Но Даша нарочно замедляла шаг, чтобы бабка Аксинья успевала за ними, и к лугу Костромины пришли в числе последних. Люди стояли вокруг просторного квадрата в несколько рядов, и ничего не удавалось разглядеть, только нарастающий, сильный гул доносился из-за плотной живой стены. И вдруг самолет будто по невидимой горочке скользнул над головами вверх, мелькнули колеса, и прямые, стрекозиные крылья. Мотор рявкнул на зрителей, так что Митя испугался и заплакал.

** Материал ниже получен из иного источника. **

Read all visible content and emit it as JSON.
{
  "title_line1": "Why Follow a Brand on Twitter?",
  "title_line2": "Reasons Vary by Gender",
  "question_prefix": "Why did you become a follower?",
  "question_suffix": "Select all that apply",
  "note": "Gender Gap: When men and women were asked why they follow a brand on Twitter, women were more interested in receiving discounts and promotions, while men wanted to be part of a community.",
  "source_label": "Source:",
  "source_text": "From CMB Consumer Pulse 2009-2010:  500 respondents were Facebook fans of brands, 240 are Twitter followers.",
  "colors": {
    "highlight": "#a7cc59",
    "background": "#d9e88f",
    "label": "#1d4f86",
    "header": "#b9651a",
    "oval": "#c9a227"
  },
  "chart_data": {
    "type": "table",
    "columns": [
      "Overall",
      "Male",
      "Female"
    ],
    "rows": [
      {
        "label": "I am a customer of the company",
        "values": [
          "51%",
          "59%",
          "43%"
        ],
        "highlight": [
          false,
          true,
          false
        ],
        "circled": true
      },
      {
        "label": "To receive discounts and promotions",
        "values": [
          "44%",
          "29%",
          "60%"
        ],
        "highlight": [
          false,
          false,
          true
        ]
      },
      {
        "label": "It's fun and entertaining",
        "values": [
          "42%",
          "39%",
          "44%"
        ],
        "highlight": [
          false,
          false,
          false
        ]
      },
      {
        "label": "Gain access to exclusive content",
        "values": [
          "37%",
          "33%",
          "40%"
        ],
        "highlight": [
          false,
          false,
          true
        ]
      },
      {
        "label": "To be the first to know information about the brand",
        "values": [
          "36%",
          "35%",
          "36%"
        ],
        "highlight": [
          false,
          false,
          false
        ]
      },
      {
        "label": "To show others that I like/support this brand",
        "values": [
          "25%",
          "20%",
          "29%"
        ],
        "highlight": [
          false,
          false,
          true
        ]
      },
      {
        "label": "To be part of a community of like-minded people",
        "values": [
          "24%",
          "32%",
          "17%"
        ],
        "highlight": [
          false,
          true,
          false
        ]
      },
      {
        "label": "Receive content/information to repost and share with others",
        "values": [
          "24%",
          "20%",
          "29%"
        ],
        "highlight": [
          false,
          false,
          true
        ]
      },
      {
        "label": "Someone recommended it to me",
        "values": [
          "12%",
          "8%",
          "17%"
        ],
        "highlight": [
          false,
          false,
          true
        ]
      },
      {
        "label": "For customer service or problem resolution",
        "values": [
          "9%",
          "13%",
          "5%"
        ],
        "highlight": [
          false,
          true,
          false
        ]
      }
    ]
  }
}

— Господи милостивый, тесно стало людям на земле, за птицами в небо потянулись, — ворчливо проговорила бабка Аксинья.
За первым самолетом пролетели еще два и стали ловкой троицей кружить над землей. То треугольником летели, то выстраивались в ряд, то один оказывался под другими. Даша следила за самолетами, задрав голову вверх. Дивной и безобидной, будто игра огромных неведомых птиц, казалась ей небесная карусель.
— Эти на войне не сробеют, — вдруг послышался где-то у Даши за спиной мужской голос.
На войне?
Даша не обернулась взглянуть, кто вспомнил о войне, незнакомый голос был, но странным и ненужным показались ей эти слова о войне под мирным, чистым, спокойным небом в пестрой праздничной толпе. Хотя и Василий иной раз за газетами говорил о том, что неспокойно в мире.
В Германии власть захватили фашисты. Капиталисты точат зубы на Советскую страну.
— Валерий Чкалов тоже небось с этого начинал, — сказал Василий.
— Не иначе, — согласилась Даша. — И дальний путь первым шагом открывается.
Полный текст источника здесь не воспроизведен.